Rounding out the peculiar set of characters are Conrad’s best friend Dev (Joe Paulik), a goth apathetic Mash (Joey Parsons), and Emma’s doctor brother Eugene (Dan Daily), and needless to say so, if you know The Seagull, you know very well what will happen to each of them. Under Davis McCallum’s witty direction, Stupid F**king Bird becomes the rare show that feels as if it just manifested onstage after someone conjured it, every scene so raw and free of self-consciousness, that it almost feels improvised.

But existential chaos of this magnitude can only be portrayed onstage by a company in complete control of their craft, and the way in which the actors and brilliant crew behind Stupid F**king Bird play with the form is astonishing.
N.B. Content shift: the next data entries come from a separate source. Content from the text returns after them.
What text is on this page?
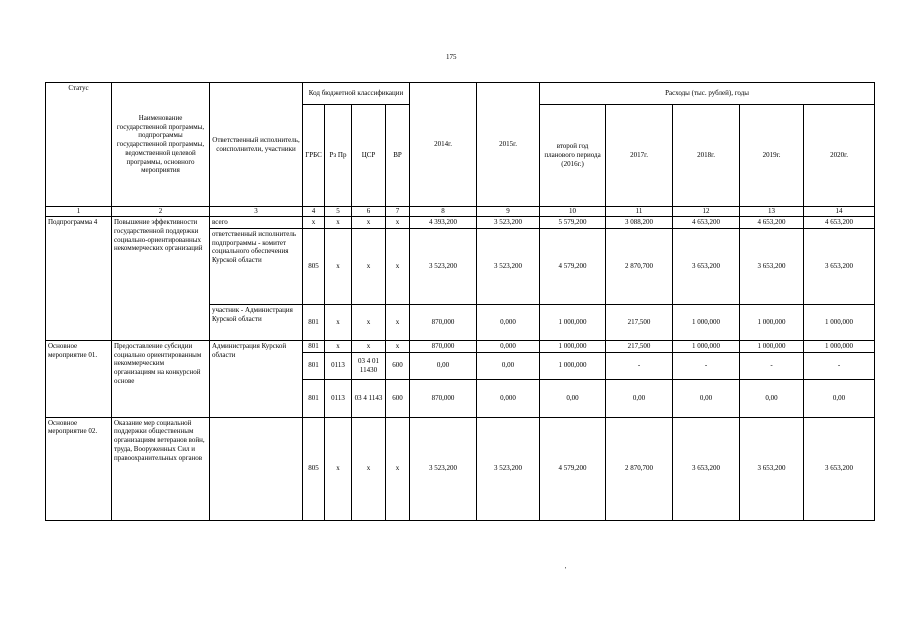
175
Статус	Наименование государственной программы, подпрограммы государственной программы, ведомственной целевой программы, основного мероприятия	Ответственный исполнитель, соисполнители, участники	Код бюджетной классификации				2014г.	2015г.	Расходы (тыс. рублей), годы				
			ГРБС	Рз Пр	ЦСР	ВР			второй год планового периода (2016г.)	2017г.	2018г.	2019г.	2020г.
1	2	3	4	5	6	7	8	9	10	11	12	13	14
Подпрограмма 4	Повышение эффективности государственной поддержки социально-ориентированных некоммерческих организаций	всего	х	х	х	х	4 393,200	3 523,200	5 579,200	3 088,200	4 653,200	4 653,200	4 653,200
		ответственный исполнитель подпрограммы - комитет социального обеспечения Курской области	805	х	х	х	3 523,200	3 523,200	4 579,200	2 870,700	3 653,200	3 653,200	3 653,200
		участник - Администрация Курской области	801	х	х	х	870,000	0,000	1 000,000	217,500	1 000,000	1 000,000	1 000,000
Основное мероприятие 01.	Предоставление субсидии социально ориентированным некоммерческим организациям на конкурсной основе	Администрация Курской области	801	х	х	х	870,000	0,000	1 000,000	217,500	1 000,000	1 000,000	1 000,000
			801	0113	03 4 01 11430	600	0,00	0,00	1 000,000	-	-	-	-
			801	0113	03 4 1143	600	870,000	0,000	0,00	0,00	0,00	0,00	0,00
Основное мероприятие 02.	Оказание мер социальной поддержки общественным организациям ветеранов войн, труда, Вооруженных Сил и правоохранительных органов		805	х	х	х	3 523,200	3 523,200	4 579,200	2 870,700	3 653,200	3 653,200	3 653,200
'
Maintaining the soul of Chekhov’s piercing play, there are references to Hamlet, Dickens, Brecht, Pina Bausch and at one point, several characters take on the role of a Greek chorus, making the play encompass the entire history of theatre, while challenging its artifice. There are constant fourth wall breaks in which characters address the audience directly - sometimes the audience participates - which often provides the play with a bigger heart than it thinks it has, after all by “listening” to the audience, they are allowing them to be part of the creation process, in ways Conrad feels he never will have.

The ensemble is outstanding, with Sears infusing Conrad with angst the likes of which would make James Dean feel “chill”, Daily stealing scene after scene with a heartwarming wisdom, and Amato turning her Emma into an Arkadina for the ages, a self-created monster who can’t help but display her humanity, even despite her strongest will (the “bandage scene” in particular is revelatory). There is so much of value in Stupid F**king Bird, that perhaps a single visit to The Pearl Theatre might be insufficient to take in all of its richness. For a show to be so generous in its sharing of intellectual ponderings, while providing undeniable entertainment is truly a strange, beautiful thing to behold.